In early June, the state and federal government will finish up what’s been called the biggest fish-lift project in California’s history. Lehr says the Central Valley’s five fish hatcheries produce about 30 million baby salmon every year. They’re supposed to swim to the ocean.

“However, in this drought scenario, the conditions go to the point where most likely none of them would make it out,” Lehr says.

The solution sounds unnaturally simple. Put all 30 million fish into trucks and drive them an hour and a half to the San Francisco Bay.

“Where they could subsequently be released into the bay and out through the Golden Gate,” he says.

This plan is not without flaws. Lehr says trucking fish pretty much guarantees the stray rate will go up.
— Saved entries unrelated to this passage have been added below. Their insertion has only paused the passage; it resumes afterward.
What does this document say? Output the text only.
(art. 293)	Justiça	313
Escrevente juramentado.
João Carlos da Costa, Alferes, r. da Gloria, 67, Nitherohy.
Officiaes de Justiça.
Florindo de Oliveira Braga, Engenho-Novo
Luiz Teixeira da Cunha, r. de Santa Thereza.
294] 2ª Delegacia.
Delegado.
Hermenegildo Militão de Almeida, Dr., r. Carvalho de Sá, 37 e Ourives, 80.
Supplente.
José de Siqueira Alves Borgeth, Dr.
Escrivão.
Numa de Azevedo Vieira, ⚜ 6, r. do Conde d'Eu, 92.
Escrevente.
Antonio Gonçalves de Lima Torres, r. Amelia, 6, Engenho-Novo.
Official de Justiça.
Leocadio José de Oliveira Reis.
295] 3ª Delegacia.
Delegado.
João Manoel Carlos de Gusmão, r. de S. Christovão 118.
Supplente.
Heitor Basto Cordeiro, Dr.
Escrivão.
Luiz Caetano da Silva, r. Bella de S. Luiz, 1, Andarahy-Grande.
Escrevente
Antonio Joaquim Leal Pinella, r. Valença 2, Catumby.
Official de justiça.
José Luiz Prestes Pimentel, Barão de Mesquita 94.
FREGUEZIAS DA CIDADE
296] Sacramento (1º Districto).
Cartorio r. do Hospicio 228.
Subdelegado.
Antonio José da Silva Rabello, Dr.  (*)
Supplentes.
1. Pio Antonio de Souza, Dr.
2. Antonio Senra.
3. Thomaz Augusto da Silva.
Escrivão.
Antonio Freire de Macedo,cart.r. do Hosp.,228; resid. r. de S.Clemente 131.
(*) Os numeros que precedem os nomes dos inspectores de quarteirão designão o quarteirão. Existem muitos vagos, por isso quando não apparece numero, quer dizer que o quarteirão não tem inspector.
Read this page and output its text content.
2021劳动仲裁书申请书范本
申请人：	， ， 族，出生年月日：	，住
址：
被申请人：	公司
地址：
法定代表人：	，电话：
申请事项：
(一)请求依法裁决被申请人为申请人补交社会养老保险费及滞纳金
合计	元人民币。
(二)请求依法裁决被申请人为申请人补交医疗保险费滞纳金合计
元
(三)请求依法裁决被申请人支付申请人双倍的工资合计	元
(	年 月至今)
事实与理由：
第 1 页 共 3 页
In other words, fewer salmon will find their way back to the streams where they were born. That usually happens after two to four years of living in the ocean. By then, no one knows if there will be enough water in California rivers to swim back up.

“People have criticized the operation saying you are just doing for the fishermen, or to preserve some industry,” Lehr says. “Well, that plays a role into it.”

Lehr says when California had to close off fisheries in 2008 and 2009 because of poor conditions in the rivers and ocean, it cost the state hundreds of millions of dollars. So there’s a level of desperation.

It’s gotten so dry in some rivers that wildlife officials are putting other species on life support. Lehr says populations of the McCloud River redband trout have been removed from the wild. They’re kept in holding tanks – holding onto life until the water comes back.